Agosto abre los ojos, y mira al final del cable. Comienza [despacio, sin miedo] a caminar. 

lunes, 25 de julio de 2011

El cambio de estación en Praga

Fui a Praga durante la cuadrienal de escenografía a que me vendaran los pies y a que las manos de una actriz me enmascararan el rostro. Fui, aunque tampoco lo sabía, a sentirme marioneta encorsetada en cintas de colores con unos coturnos oprimiéndome los pies, a ocultar media sonrisa tras el abanico, reencontrarme con viejos amigos en festivales junto al río, a escapar de un taxi en plena noche [“lo siento, no tengo dinero”] y a cruzar puentes y fronteras a la luz de esa luna que recuerda también a una máscara que sonríe a medias. Sólo recuerdo una palabra en checo y fue aquello que compartí con los que llegaron y con los que ya estaban allí. Aunque ahora, un mes después, parezca todo un cuento chino. 

Praga, junio 2011.
 

domingo, 10 de abril de 2011

Hilos de humo

Solamente decimos no te enamores a quien sabemos que puede caer, sólo decimos no te fíes a quien sabemos que va a cerrar los ojos; sólo insultamos al que vemos que le duele y sólo decimos vete al que sabemos que va a quedarse.
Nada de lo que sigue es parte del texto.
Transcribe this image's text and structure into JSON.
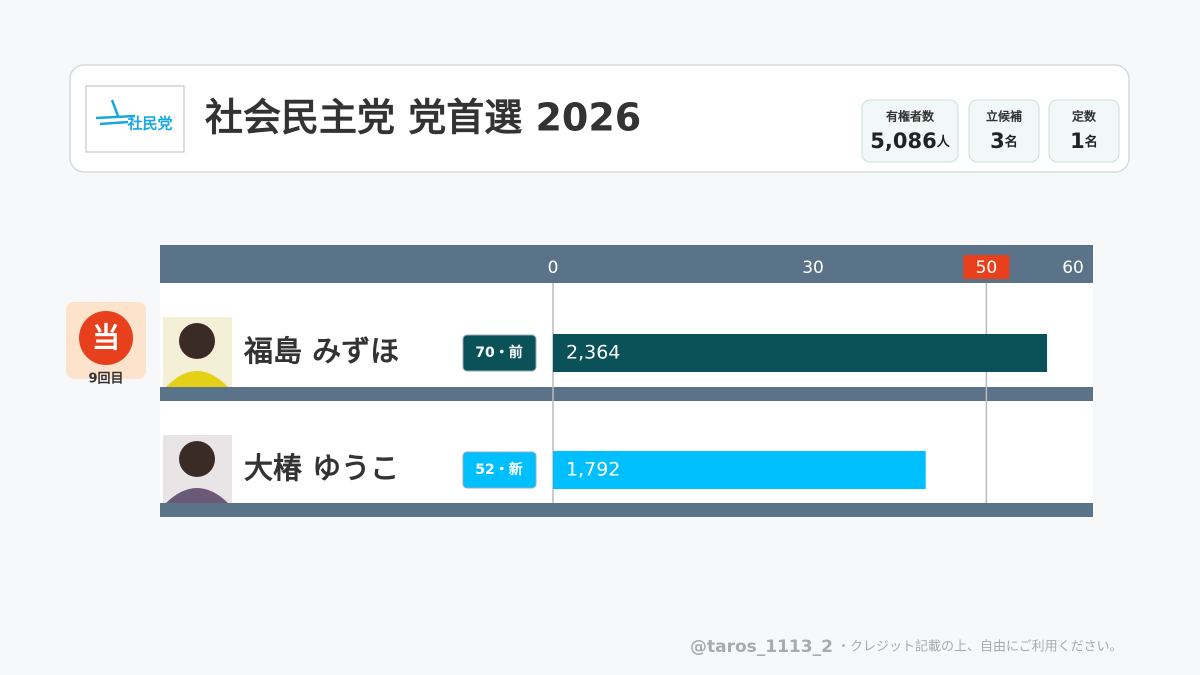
{
  "header": {
    "logo": "社民党",
    "title": "社会民主党 党首選 2026",
    "stats": [
      {
        "label": "有権者数",
        "value": "5,086",
        "unit": "人"
      },
      {
        "label": "立候補",
        "value": "3",
        "unit": "名"
      },
      {
        "label": "定数",
        "value": "1",
        "unit": "名"
      }
    ]
  },
  "chart_data": {
    "type": "bar",
    "orientation": "horizontal",
    "categories": [
      "福島 みずほ",
      "大椿 ゆうこ"
    ],
    "tags": [
      "70・前",
      "52・新"
    ],
    "values": [
      57,
      43
    ],
    "value_labels": [
      "2,364",
      "1,792"
    ],
    "colors": [
      "#0a5257",
      "#00bfff"
    ],
    "badges": [
      {
        "mark": "当",
        "note": "9回目"
      },
      null
    ],
    "xlim": [
      0,
      62.3
    ],
    "xticks": [
      0,
      30,
      50,
      60
    ],
    "threshold": 50
  },
  "footer": {
    "handle": "@taros_1113_2",
    "note": "・クレジット記載の上、自由にご利用ください。"
  }
}
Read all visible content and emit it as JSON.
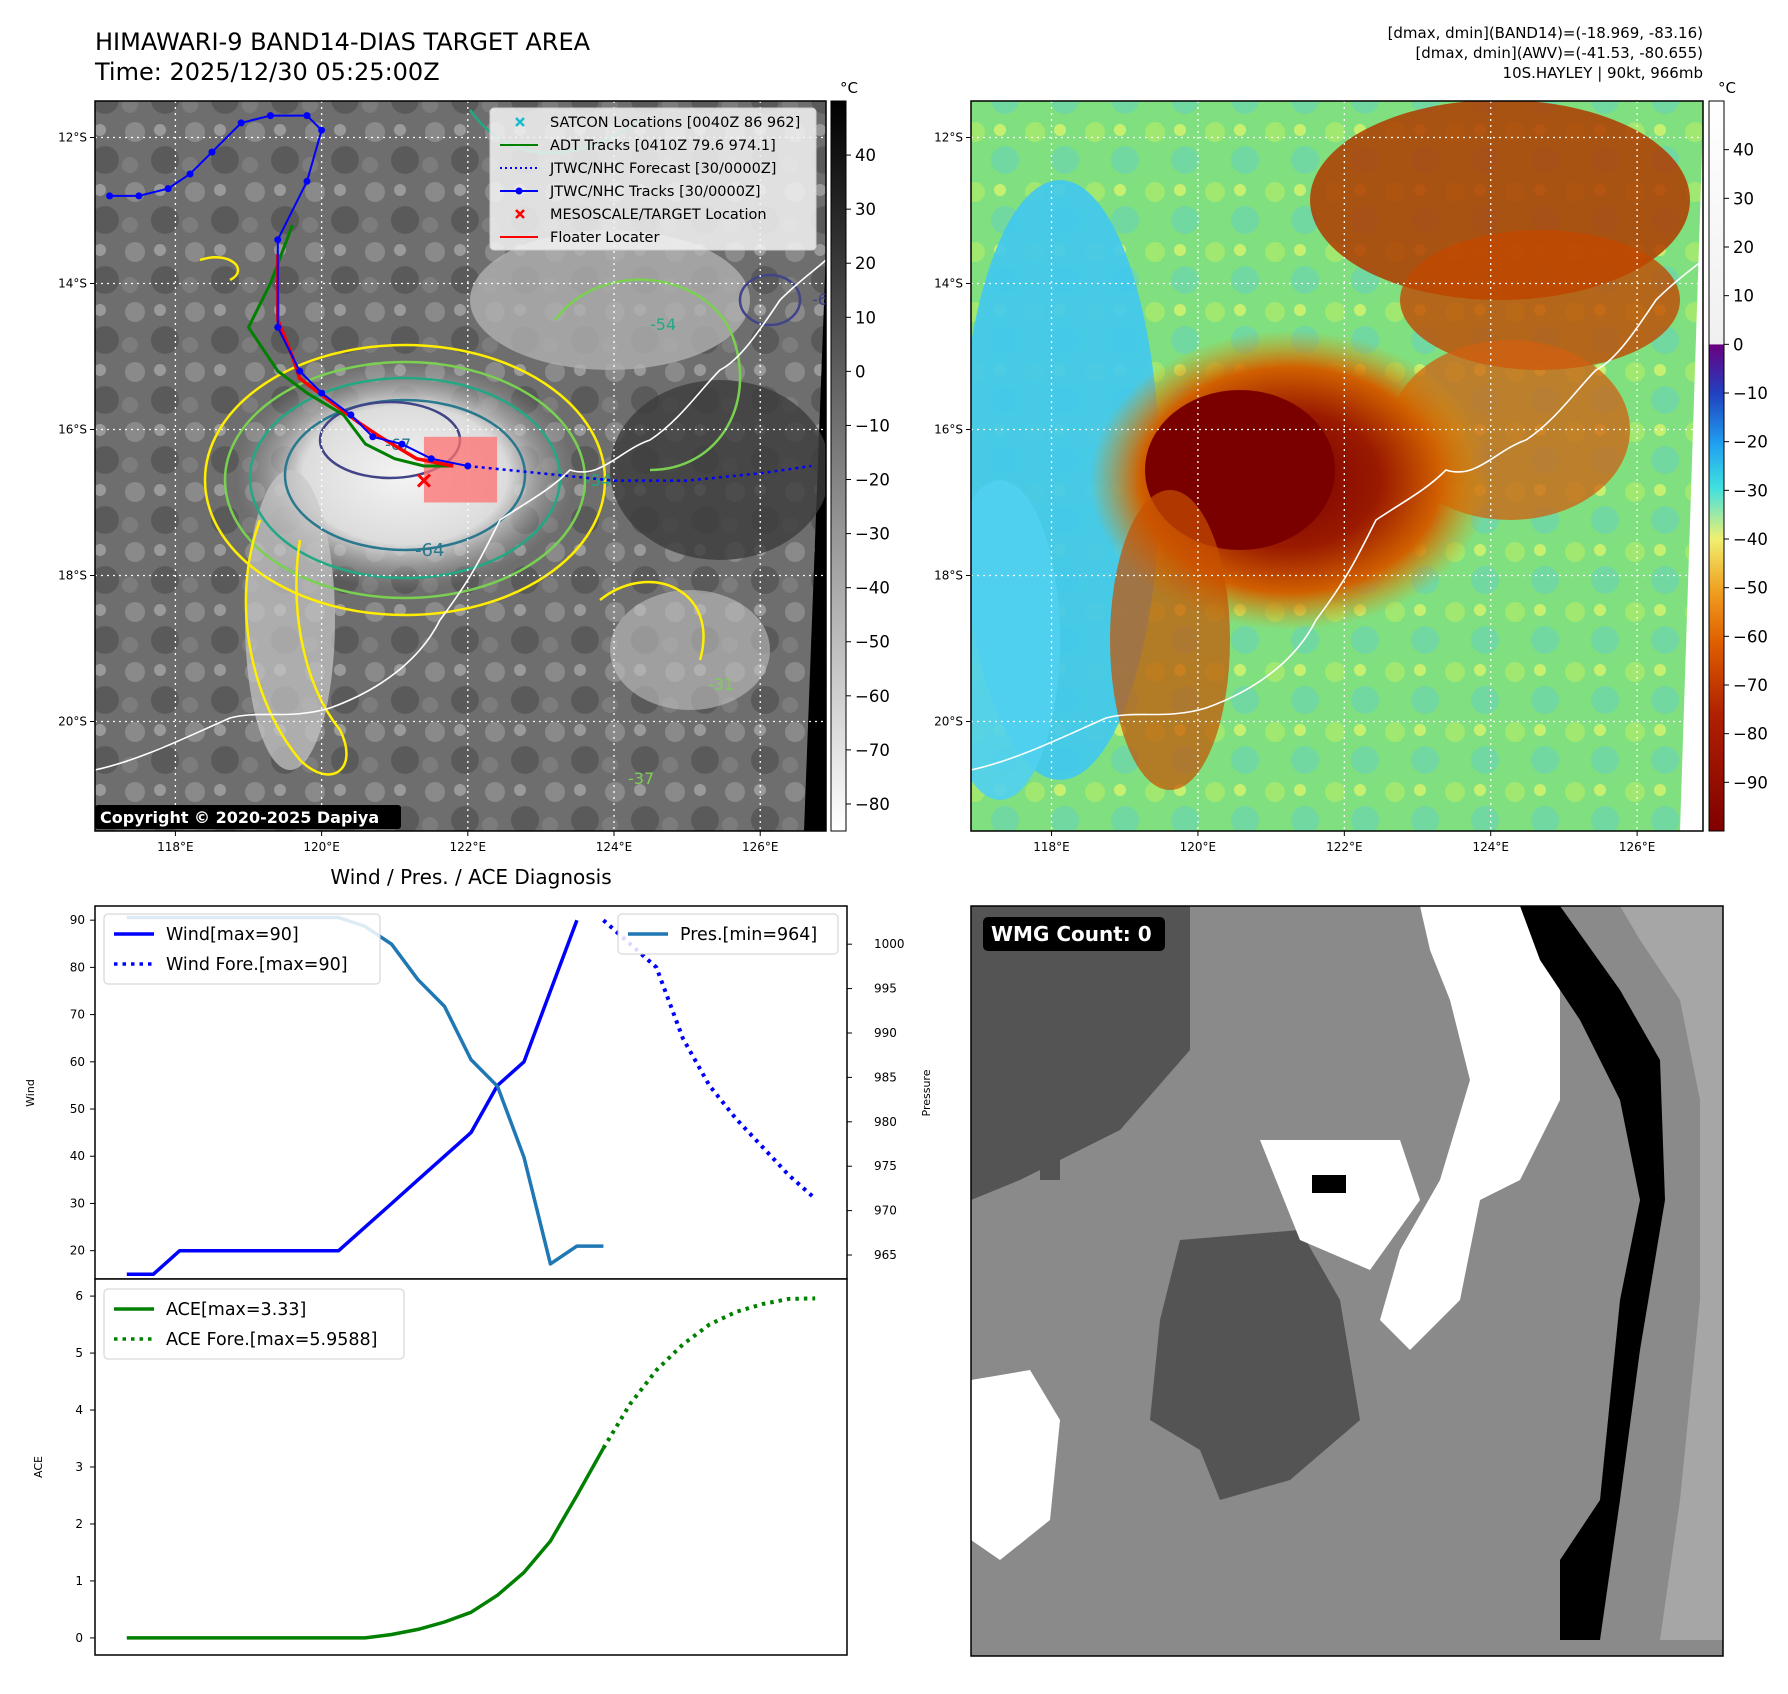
{
  "header": {
    "title": "HIMAWARI-9 BAND14-DIAS TARGET AREA",
    "time": "Time: 2025/12/30 05:25:00Z",
    "stats_line1": "[dmax, dmin](BAND14)=(-18.969, -83.16)",
    "stats_line2": "[dmax, dmin](AWV)=(-41.53, -80.655)",
    "stats_line3": "10S.HAYLEY | 90kt, 966mb"
  },
  "map": {
    "lon_ticks": [
      "118°E",
      "120°E",
      "122°E",
      "124°E",
      "126°E"
    ],
    "lat_ticks": [
      "12°S",
      "14°S",
      "16°S",
      "18°S",
      "20°S"
    ],
    "lon_values": [
      118,
      120,
      122,
      124,
      126
    ],
    "lat_values": [
      -12,
      -14,
      -16,
      -18,
      -20
    ],
    "lon_range": [
      116.9,
      126.9
    ],
    "lat_range": [
      -11.5,
      -21.5
    ],
    "copyright": "Copyright © 2020-2025 Dapiya",
    "contour_labels": [
      "-64",
      "-67",
      "-54",
      "-64",
      "-31",
      "-37",
      "-54"
    ],
    "legend": [
      {
        "label": "SATCON Locations [0040Z 86 962]",
        "color": "#17becf",
        "marker": "x"
      },
      {
        "label": "ADT Tracks [0410Z 79.6 974.1]",
        "color": "#008000",
        "marker": "line"
      },
      {
        "label": "JTWC/NHC Forecast [30/0000Z]",
        "color": "#0000ff",
        "marker": "dotted"
      },
      {
        "label": "JTWC/NHC Tracks [30/0000Z]",
        "color": "#0000ff",
        "marker": "line-dot"
      },
      {
        "label": "MESOSCALE/TARGET Location",
        "color": "#ff0000",
        "marker": "x"
      },
      {
        "label": "Floater Locater",
        "color": "#ff0000",
        "marker": "line"
      }
    ],
    "jtwc_track": [
      [
        117.1,
        -12.8
      ],
      [
        117.5,
        -12.8
      ],
      [
        117.9,
        -12.7
      ],
      [
        118.2,
        -12.5
      ],
      [
        118.5,
        -12.2
      ],
      [
        118.9,
        -11.8
      ],
      [
        119.3,
        -11.7
      ],
      [
        119.8,
        -11.7
      ],
      [
        120.0,
        -11.9
      ],
      [
        119.8,
        -12.6
      ],
      [
        119.4,
        -13.4
      ],
      [
        119.4,
        -14.6
      ],
      [
        119.7,
        -15.2
      ],
      [
        120.0,
        -15.5
      ],
      [
        120.4,
        -15.8
      ],
      [
        120.7,
        -16.1
      ],
      [
        121.1,
        -16.2
      ],
      [
        121.5,
        -16.4
      ],
      [
        122.0,
        -16.5
      ]
    ],
    "jtwc_forecast": [
      [
        122.0,
        -16.5
      ],
      [
        123.0,
        -16.6
      ],
      [
        124.0,
        -16.7
      ],
      [
        125.0,
        -16.7
      ],
      [
        126.0,
        -16.6
      ],
      [
        126.7,
        -16.5
      ]
    ],
    "adt_track": [
      [
        119.6,
        -13.2
      ],
      [
        119.3,
        -14.0
      ],
      [
        119.0,
        -14.6
      ],
      [
        119.4,
        -15.2
      ],
      [
        119.8,
        -15.5
      ],
      [
        120.3,
        -15.8
      ],
      [
        120.6,
        -16.2
      ],
      [
        121.0,
        -16.4
      ],
      [
        121.4,
        -16.5
      ],
      [
        121.8,
        -16.5
      ]
    ],
    "floater_track": [
      [
        119.4,
        -13.6
      ],
      [
        119.4,
        -14.5
      ],
      [
        119.6,
        -15.0
      ],
      [
        119.7,
        -15.3
      ],
      [
        120.1,
        -15.6
      ],
      [
        120.5,
        -15.9
      ],
      [
        120.8,
        -16.1
      ],
      [
        121.3,
        -16.4
      ],
      [
        121.8,
        -16.5
      ]
    ],
    "target_location": [
      121.4,
      -16.7
    ],
    "target_box": [
      121.4,
      -16.1,
      122.4,
      -17.0
    ]
  },
  "colorbar_left": {
    "unit": "°C",
    "ticks": [
      "40",
      "30",
      "20",
      "10",
      "0",
      "−10",
      "−20",
      "−30",
      "−40",
      "−50",
      "−60",
      "−70",
      "−80"
    ],
    "values": [
      40,
      30,
      20,
      10,
      0,
      -10,
      -20,
      -30,
      -40,
      -50,
      -60,
      -70,
      -80
    ],
    "range": [
      -85,
      50
    ]
  },
  "colorbar_right": {
    "unit": "°C",
    "ticks": [
      "40",
      "30",
      "20",
      "10",
      "0",
      "−10",
      "−20",
      "−30",
      "−40",
      "−50",
      "−60",
      "−70",
      "−80",
      "−90"
    ],
    "values": [
      40,
      30,
      20,
      10,
      0,
      -10,
      -20,
      -30,
      -40,
      -50,
      -60,
      -70,
      -80,
      -90
    ],
    "range": [
      -100,
      50
    ]
  },
  "chart_data": [
    {
      "type": "line",
      "title": "Wind / Pres. / ACE Diagnosis",
      "ylabel": "Wind",
      "y2label": "Pressure",
      "ylim": [
        14,
        93
      ],
      "y2lim": [
        962.3,
        1004.3
      ],
      "yticks": [
        20,
        30,
        40,
        50,
        60,
        70,
        80,
        90
      ],
      "y2ticks": [
        965,
        970,
        975,
        980,
        985,
        990,
        995,
        1000
      ],
      "series": [
        {
          "name": "Wind[max=90]",
          "axis": "left",
          "color": "#0000ff",
          "style": "solid",
          "x": [
            0,
            1,
            2,
            3,
            4,
            5,
            6,
            7,
            8,
            9,
            10,
            11,
            12,
            13,
            14,
            15,
            16,
            17
          ],
          "values": [
            15,
            15,
            20,
            20,
            20,
            20,
            20,
            20,
            20,
            25,
            30,
            35,
            40,
            45,
            55,
            60,
            75,
            90
          ]
        },
        {
          "name": "Wind Fore.[max=90]",
          "axis": "left",
          "color": "#0000ff",
          "style": "dotted",
          "x": [
            18,
            19,
            20,
            21,
            22,
            23,
            24,
            25,
            26
          ],
          "values": [
            90,
            85,
            80,
            65,
            55,
            48,
            42,
            36,
            31
          ]
        },
        {
          "name": "Pres.[min=964]",
          "axis": "right",
          "color": "#1f77b4",
          "style": "solid",
          "x": [
            0,
            1,
            2,
            3,
            4,
            5,
            6,
            7,
            8,
            9,
            10,
            11,
            12,
            13,
            14,
            15,
            16,
            17,
            18
          ],
          "values": [
            1003,
            1003,
            1003,
            1003,
            1003,
            1003,
            1003,
            1003,
            1003,
            1002,
            1000,
            996,
            993,
            987,
            984,
            976,
            964,
            966,
            966
          ]
        }
      ]
    },
    {
      "type": "line",
      "ylabel": "ACE",
      "ylim": [
        -0.3,
        6.3
      ],
      "yticks": [
        0,
        1,
        2,
        3,
        4,
        5,
        6
      ],
      "series": [
        {
          "name": "ACE[max=3.33]",
          "color": "#008000",
          "style": "solid",
          "x": [
            0,
            1,
            2,
            3,
            4,
            5,
            6,
            7,
            8,
            9,
            10,
            11,
            12,
            13,
            14,
            15,
            16,
            17,
            18
          ],
          "values": [
            0,
            0,
            0,
            0,
            0,
            0,
            0,
            0,
            0,
            0,
            0.06,
            0.15,
            0.28,
            0.45,
            0.75,
            1.15,
            1.7,
            2.5,
            3.33
          ]
        },
        {
          "name": "ACE Fore.[max=5.9588]",
          "color": "#008000",
          "style": "dotted",
          "x": [
            18,
            19,
            20,
            21,
            22,
            23,
            24,
            25,
            26
          ],
          "values": [
            3.33,
            4.1,
            4.7,
            5.15,
            5.5,
            5.72,
            5.86,
            5.95,
            5.96
          ]
        }
      ]
    }
  ],
  "wmg": {
    "label": "WMG Count: 0"
  }
}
Elogiamos la soledad, elegimos el placer y el hic et nunc, aunque en el fondo muy al fondo palpita el no se te ocurra enamorarte, claro que entonces, qué sería del magnetismo perverso de ese cable tendido ante el abismo.

martes, 4 de enero de 2011

Creación colectiva y plurales mayestáticos (qué vergüenza)

Cuando ya ha pasado el tiempo suficiente [el tiempo de duelo] para que lo que sea de que queramos hablar esté muerto, enterrado y reseco, ordenamos las acciones en secuencias de actos que [en parte] nos justifiquen: hicimos aquello porque era necesario para que ocurriera esto, etcétera; y está bien, es gratificante saber que todo aquello ocurrió para llegar a donde estamos ahora, que fue necesario convertirse en una noctífaga hija de puta capaz de morder a su propia madre para ahora ir sonriente cada mañana al trabajo.

Tranquiliza pensar que todo tiene una razón a posteriori, que vamos en la dirección correcta hacia un cierre perfecto de anagnórisis en el que reírse de todo esto.


Siempre que todo esto, claro, no venga a ser una estructura circular sin tiempo ni espacio, condenada a repetirse y repetirse y repetirse en una noche que puede palparse en sus coordenadas ciegas. Y entonces, vamos a ver cómo salimos de aquí.

lunes, 19 de julio de 2010

Exhalación

-Bueno, no me has dicho qué te parece.

-¿Con sinceridad?

-Toda la que no te dejan.

-Pues una puta mierda. Incoherente. Inverosímil. Manda el pacto de ficción a donde yo te diga. A los personajes se les ve venir desde la primera frase. El argumento lo he visto cien veces y leído otras cien. La trama no se sostiene y las situaciones son ridículas o dan pena, o todo a la vez, no sé.

-Ya. Qué quieres.

-Bueno, venga, que me disperso. Vamos a comentar el texto y ya dejamos la vida para otro rato.